Toordand is a small village of Khyber Pakhtunkhwa, Pakistan. The union council is "Janoobi Ward Karak City".

==History==
About 50 years ago, there was a pond in this place whose water looked blackish. So this place became famous as Toordand because Toor means blackish in Pashto language. Then people started living around this pond and the village formed.

==Location and geography==
It is located, between Bannu Road and Indus Highway, in the west of the Karak city of Khyber Pakhtunkhwa. The area of the village is about 4.5 square km. The neighbouring areas are Tapi Kala, Kanda Kala, Sur Dag and Ambiri Kala.

==Population and literacy rate==
About 6000 people live in Toordand. The literacy rate is more than 60%.

==Climate==
The weather in summer is hot and in winter it is cold. The rate of rain fall is also moderate.

==Language==
The native language of this region is Pashto.

==Culture==
The common dress of the inhabitants is Shalwaar Qameez. Most of the population live in mud houses. The common eatables of the people of this village are Saag, Chattni, Lassi, Deodi and Pyasa etc.

==Religion==
Almost all of the population follow the religion of Islam.
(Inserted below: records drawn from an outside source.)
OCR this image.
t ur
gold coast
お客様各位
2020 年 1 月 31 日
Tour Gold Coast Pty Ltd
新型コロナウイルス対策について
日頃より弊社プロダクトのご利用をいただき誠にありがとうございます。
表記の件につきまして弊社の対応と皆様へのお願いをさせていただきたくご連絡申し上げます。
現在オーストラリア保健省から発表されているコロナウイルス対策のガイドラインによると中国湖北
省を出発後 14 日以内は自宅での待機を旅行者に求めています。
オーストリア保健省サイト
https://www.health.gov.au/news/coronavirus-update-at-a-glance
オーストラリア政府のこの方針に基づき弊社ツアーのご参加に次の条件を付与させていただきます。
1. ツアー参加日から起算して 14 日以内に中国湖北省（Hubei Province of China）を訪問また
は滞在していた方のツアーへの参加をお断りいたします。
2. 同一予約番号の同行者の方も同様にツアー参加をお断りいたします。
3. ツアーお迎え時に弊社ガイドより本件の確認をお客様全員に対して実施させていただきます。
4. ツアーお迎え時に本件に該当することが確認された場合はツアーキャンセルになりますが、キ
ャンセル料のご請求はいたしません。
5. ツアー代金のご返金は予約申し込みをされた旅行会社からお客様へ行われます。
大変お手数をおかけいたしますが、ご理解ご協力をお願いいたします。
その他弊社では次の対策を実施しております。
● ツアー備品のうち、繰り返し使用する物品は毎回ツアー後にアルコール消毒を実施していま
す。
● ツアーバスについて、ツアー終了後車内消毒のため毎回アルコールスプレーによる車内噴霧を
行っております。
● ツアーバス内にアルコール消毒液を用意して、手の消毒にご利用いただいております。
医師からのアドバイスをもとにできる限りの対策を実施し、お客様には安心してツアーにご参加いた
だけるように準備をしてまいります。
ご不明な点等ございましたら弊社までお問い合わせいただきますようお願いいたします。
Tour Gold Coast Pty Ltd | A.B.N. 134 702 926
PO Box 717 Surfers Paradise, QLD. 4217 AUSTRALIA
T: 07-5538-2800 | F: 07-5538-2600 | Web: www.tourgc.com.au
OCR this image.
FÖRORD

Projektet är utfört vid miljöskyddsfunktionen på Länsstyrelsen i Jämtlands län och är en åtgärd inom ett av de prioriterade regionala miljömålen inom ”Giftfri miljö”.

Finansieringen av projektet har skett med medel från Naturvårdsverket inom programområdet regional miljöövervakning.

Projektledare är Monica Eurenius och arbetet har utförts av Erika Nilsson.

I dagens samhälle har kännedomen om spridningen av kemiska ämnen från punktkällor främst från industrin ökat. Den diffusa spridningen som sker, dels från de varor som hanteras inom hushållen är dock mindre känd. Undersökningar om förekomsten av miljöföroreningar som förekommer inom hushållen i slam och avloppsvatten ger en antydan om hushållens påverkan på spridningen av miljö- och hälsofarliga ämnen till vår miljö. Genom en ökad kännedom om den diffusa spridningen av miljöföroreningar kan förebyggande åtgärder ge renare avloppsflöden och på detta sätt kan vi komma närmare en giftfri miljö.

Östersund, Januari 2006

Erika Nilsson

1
==Agriculture and occupation==
Most of the people of this village do jobs in different areas of the world. The major winter crops are Wheat and Grams and summer crops are Jawar and Bajra.

==Specialties==
- A big salt mine is situated in this village.
- There is a Grid Station (132 KW) in this village which provides electricity to the neighbouring areas.
- A petrol pump named "Sheen Ghar Petrol Station" is also situated in this village.
- There is also a big technical College offering a number of courses and diplomas.
- A Timber (wood) Mill is also situated in this village which provides articles of furniture to the people of this region.
- Gull Raees Sweets House which is famous for its sweets in the whole region is also located in this village.